Showing posts with label going gray. Show all posts
Showing posts with label going gray. Show all posts

Friday, April 23, 2010

To Gray Or Not Too Gray

image

I’ve been going gray since I was 24.

The shock came on an Easter morning. I had just washed my hair and was blow drying, getting ready for church. Something glisteny (that’s a word as of now) caught my attention in the glare of the bathroom lights. I dove in after it like I’d just discovered fleas.

I could not believe my eyes and immediately ripped it out. I was quite sure it was a freakish anomaly and now that it had been annihilated, I could proceed with my youth.

The thought did occur to me that three more gray hairs were supposed to take its place. Just an old wives tale, I reassured myself, and proceeded to kiss Denial right on the lips.

But those old wives are much maligned and they get even by being right.

Consequently, I began a serious relationship with “Sun-In.”

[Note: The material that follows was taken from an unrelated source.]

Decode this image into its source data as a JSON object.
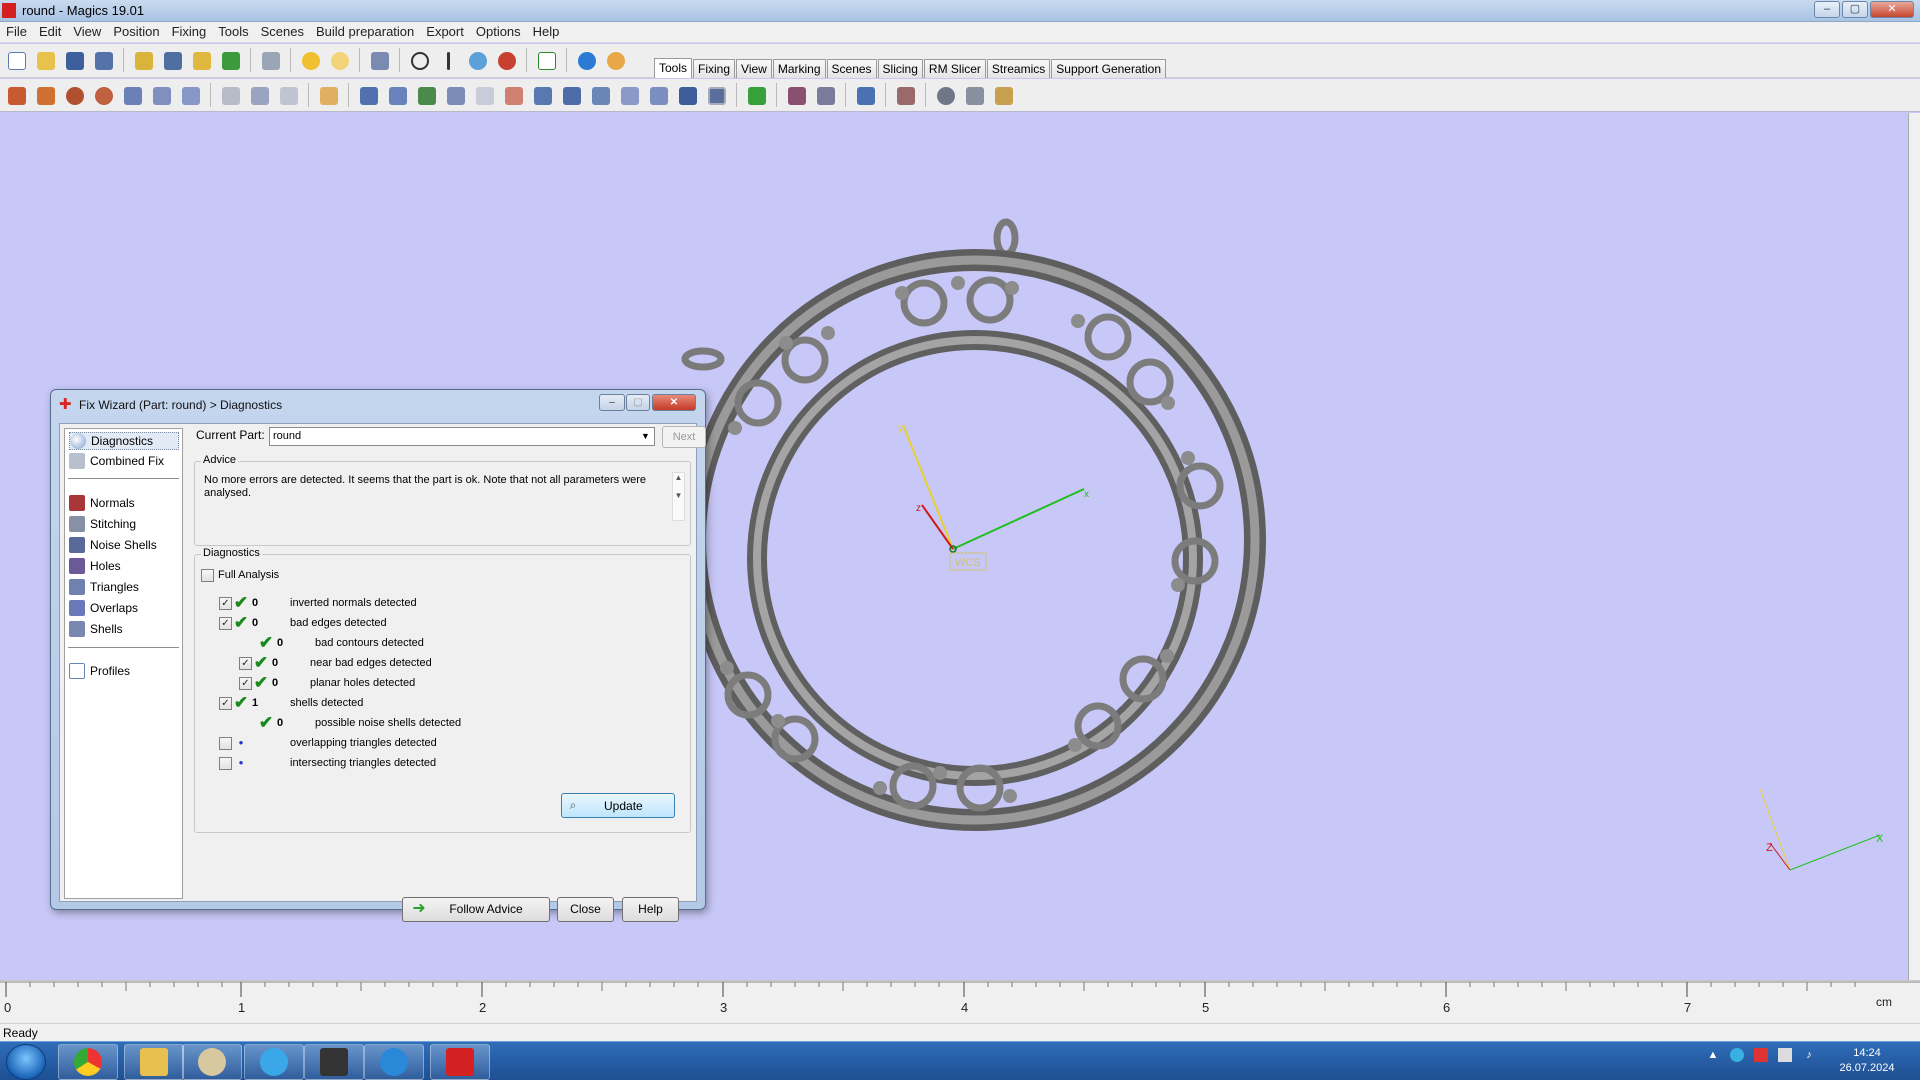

Now, in case you’ve never used this fine product, I should explain that Sun-In is supposed to make your hair look like you’ve spent a scintillating summer frolicking in dazzling light rays. It’s designed to impart the color of young locks and lend highlights and streaks to your carefree, tousled hair. You exude an aura of babe-a-liciousness. And it does that about as effectively as an orange spray tan resembles softly burnished skin, fresh from tropical beaches.

I’m pretty sure the look I affected was closer to the Straw Man (Scarecrow) in the Wizard of Oz. But not as attractive. My boyfriend du jour summed it up with “What did you do to your hair?” Well, I recaptured my youth (as a hay stack), thank you very much.

A few years and job promotions later, I was in the luxurious financial position to have my hair foiled fairly regularly. This is achieved by taking small strands of hair, brushing them with a bleaching agent, wrapping each piece in tin foil, and not stopping until you resemble an aluminum Christmas tree. The general effect is a masking of your gray and it works well until you have so much gray mixed in with the blonde that it looks like you’re having a May/December relationship with yourself.

Enter coloring.

This would hide the whole mess, I figured. (Well, except during outgrowth periods which consumed 9/10ths of the period between coloring and recoloring.) So I went lighter. And the lighter was so light it matched my nearly white hair which was good for outgrowth but then, what was the point of coloring? And if I was going to have nearly white hair, why not have white hair? Well, I reasoned, because I was a blonde at heart. I was born a tow-head – yes, almost white, but with golden highlights. And I was always a blonde, even when it darkened as I got older. It made sense then to move away from gray/white and back toward more golden shades. And everyone was fooled and thought I actually looked 13 even though I was 45.

And then one morning, about six months ago, I asked Grizzly what he would think if I raised the white flag over my white hair. He said surrender was decidedly French but he’d love me anyway. Maybe more, if I came with a side of fries.

So I grew out. And not just horizontally.

It is a fascinating occupation to watch your actual, real, bonafide, genuine hair color appear. My blonde had become pretty light again so it wasn’t striking, but it was noticeable. My hairdresser friends said blend it. I said no. It would only delay what I was trying to achieve: the unvarnished truth of my real hair color. And with each haircut, more silvery white appeared and the blonde tips were fading and disappearing. I currently lack one hair cut being completely done. (Pictures will follow when I am.)

And what do I think?

I am trying to figure out why I waited so long. It’s deliciously freeing. As I suspected, it’s decidedly silver, almost white. I don’t recognize myself in photos. I sometimes think I look like I overdid it in the coloring department. Then I remember: that IS my color. I can’t quite get over myself yet but I’m starting to actually love it.

I’m a tow head again just like when I was a mere infant - minus the golden highlights, sun-suit, and the diaper. I don’t think the golden highlights or the sun-suit will ever make a reappearance.

Let’s hope the same holds true on the diaper.